Arithmetic with Chinese characteristics, where the sum of the parts is greater than the whole
The Binhai New Area in the northern city of Tianjin – an economic zone that sparked talk of grand ambitions to create China’s answer to Manhattan from a riverside swamp – raised eyebrows this month when it announced that its GDP growth in 2016 was a third smaller than it previously stated.
-- SCMP, January 17
China is a land where the sum of the parts is greater than the whole. Binhai is not alone in puffing up its figures. Every province does it, I think, and every county.
For instance, the record shows a national gross domestic product (GDP) in 2016 of 74.3 trillion yuan (US$11.6 trillion). Add up the GDP figures for each of the provinces, however, and you get 78 trillion yuan.
The phenomenon also shows up in the published growth rates. As the first chart shows, the weighted real growth rate (2014 nominal GDP weights for those of you technically minded) of the provinces combined is consistently and significantly higher than the national figure.
In fact, there were years in which every province posted a higher growth rate than the national one. Growth is the provincial governor’s report card. Show a lower figure and someone will say “Hey what’s wrong with you? Do we need a new hand at the wheel?”
But three provinces were under the mark in 2016 and one governor surely tempted fate. Liaoning province reported a negative growth rate of 2.5 per cent. The last year any province dared report negative figures was 1991 when Anhui did it.
Then again, Liaoning is classic rust belt territory and, if all the emphasis is now to be on the clean, bright, new economy, perhaps the governor of Liaoning can be excused for conceding that his bailiwick is dirty, dull, old economy.
Things get even more interesting, however, when you look more closely at the provincial economies. We shall take Guangdong as an example. First take the reported provincial growth rate, then calculate a weighted growth rate for all the counties and you get the second chart.
Yes indeed, the story is the same as at the national level. The sum of the provincial parts is greater than the provincial whole.
Of course, it looks as silly from the viewpoint of Beijing as it does from anywhere.
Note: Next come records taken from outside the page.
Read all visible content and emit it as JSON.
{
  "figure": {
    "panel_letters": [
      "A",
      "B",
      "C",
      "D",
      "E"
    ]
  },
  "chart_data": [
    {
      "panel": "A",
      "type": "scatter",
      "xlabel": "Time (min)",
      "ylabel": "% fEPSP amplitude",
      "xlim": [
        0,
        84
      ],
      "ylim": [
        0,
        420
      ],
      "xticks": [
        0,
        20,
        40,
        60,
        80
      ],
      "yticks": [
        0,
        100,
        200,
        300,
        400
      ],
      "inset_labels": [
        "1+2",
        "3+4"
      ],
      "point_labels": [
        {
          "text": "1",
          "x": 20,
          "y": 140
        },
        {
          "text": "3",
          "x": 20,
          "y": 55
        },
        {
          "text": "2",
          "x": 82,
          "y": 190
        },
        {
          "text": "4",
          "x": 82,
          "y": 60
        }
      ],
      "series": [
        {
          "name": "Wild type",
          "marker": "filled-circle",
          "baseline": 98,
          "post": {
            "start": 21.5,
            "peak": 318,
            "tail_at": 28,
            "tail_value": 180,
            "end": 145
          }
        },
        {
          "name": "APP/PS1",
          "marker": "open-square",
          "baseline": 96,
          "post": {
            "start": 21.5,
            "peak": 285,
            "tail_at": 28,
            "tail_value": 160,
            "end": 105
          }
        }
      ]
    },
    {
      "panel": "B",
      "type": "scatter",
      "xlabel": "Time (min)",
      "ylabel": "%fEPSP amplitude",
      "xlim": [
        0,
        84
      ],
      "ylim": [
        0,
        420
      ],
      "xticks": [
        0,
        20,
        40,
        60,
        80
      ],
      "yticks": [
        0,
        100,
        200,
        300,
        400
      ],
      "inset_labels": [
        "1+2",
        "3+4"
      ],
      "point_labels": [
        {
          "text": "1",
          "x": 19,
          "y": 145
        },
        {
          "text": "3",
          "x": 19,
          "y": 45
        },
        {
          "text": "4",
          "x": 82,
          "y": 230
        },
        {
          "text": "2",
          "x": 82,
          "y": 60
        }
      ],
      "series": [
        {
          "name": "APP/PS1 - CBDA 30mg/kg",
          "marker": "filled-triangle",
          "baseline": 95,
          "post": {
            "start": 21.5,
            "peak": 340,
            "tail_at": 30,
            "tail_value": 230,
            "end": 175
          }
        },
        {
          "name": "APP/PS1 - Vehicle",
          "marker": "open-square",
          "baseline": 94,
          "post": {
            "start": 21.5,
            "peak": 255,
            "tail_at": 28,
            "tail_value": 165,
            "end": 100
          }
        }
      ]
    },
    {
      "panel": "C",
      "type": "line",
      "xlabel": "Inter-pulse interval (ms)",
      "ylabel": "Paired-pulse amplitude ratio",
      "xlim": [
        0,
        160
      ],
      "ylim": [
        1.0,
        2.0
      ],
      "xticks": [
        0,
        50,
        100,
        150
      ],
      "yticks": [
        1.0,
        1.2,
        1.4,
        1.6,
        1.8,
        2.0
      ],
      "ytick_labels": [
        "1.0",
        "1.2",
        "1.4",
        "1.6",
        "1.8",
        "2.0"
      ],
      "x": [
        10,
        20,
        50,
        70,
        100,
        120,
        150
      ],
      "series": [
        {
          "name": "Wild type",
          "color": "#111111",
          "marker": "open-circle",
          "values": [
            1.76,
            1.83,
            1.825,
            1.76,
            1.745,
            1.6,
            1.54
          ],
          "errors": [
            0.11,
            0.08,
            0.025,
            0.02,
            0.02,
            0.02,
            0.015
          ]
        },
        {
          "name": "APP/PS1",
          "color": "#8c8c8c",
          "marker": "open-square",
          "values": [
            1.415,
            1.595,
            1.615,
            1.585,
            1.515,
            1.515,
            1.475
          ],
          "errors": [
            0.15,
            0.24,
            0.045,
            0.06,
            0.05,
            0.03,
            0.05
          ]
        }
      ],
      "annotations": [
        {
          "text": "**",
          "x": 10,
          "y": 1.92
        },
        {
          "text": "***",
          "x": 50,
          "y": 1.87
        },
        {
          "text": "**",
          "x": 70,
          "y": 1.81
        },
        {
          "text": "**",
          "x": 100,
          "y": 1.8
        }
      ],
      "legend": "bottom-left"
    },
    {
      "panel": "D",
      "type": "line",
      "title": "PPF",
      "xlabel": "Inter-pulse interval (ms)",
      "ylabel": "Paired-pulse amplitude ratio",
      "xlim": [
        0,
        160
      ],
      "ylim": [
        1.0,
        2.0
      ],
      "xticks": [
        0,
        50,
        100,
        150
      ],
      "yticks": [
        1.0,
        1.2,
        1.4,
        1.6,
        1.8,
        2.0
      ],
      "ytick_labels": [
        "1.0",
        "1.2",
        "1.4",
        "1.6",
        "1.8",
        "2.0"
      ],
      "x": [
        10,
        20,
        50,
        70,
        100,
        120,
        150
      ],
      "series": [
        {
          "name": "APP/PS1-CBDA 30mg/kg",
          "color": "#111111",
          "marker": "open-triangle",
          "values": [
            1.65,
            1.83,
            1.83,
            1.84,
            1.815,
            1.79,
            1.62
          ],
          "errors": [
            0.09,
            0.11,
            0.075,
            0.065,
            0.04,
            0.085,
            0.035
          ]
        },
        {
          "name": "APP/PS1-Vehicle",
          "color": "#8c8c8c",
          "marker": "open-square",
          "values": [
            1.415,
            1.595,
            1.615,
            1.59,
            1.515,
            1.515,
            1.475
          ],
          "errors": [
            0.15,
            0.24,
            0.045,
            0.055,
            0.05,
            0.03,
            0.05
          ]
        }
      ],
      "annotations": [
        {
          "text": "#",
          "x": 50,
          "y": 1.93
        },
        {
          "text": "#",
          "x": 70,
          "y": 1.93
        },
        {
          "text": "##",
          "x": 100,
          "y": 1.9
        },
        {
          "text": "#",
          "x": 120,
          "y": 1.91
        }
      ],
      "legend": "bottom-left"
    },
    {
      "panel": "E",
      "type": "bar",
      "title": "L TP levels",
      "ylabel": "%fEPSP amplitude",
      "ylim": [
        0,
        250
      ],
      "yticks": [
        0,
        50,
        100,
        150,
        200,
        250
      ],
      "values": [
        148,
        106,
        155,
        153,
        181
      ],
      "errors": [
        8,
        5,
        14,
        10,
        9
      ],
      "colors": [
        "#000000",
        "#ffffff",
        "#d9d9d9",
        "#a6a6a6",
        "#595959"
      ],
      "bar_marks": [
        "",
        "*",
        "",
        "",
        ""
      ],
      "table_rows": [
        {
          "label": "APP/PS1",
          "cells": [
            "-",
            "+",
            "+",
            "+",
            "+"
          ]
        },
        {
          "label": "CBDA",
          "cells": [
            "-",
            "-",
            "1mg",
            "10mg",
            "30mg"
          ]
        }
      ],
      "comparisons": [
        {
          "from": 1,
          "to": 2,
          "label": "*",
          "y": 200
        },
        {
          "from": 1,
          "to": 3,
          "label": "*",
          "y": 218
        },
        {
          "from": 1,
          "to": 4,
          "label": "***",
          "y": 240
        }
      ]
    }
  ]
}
Provincial and county officials are occasionally admonished to show more honesty.
What they then do is go back and revise their historical GDP figures, that is to say, the figures 10 years and more out of date. No one cares about these any longer, and thus they can safely be taken way down.
The result is magic. The older figures now show the sum of the parts as less than the whole although the growth rates (which remain unchanged) are still greater than the whole.
I have an idea for Binhai. Don’t measure the GDP of your “new area” as a whole. Do it by the individual neighbourhood and then add all the figures up. Better yet, do it by the street or even the individual household.
At each stage, you can make the sum of the parts greater than the whole and then you won’t have a shortfall any longer. What fun!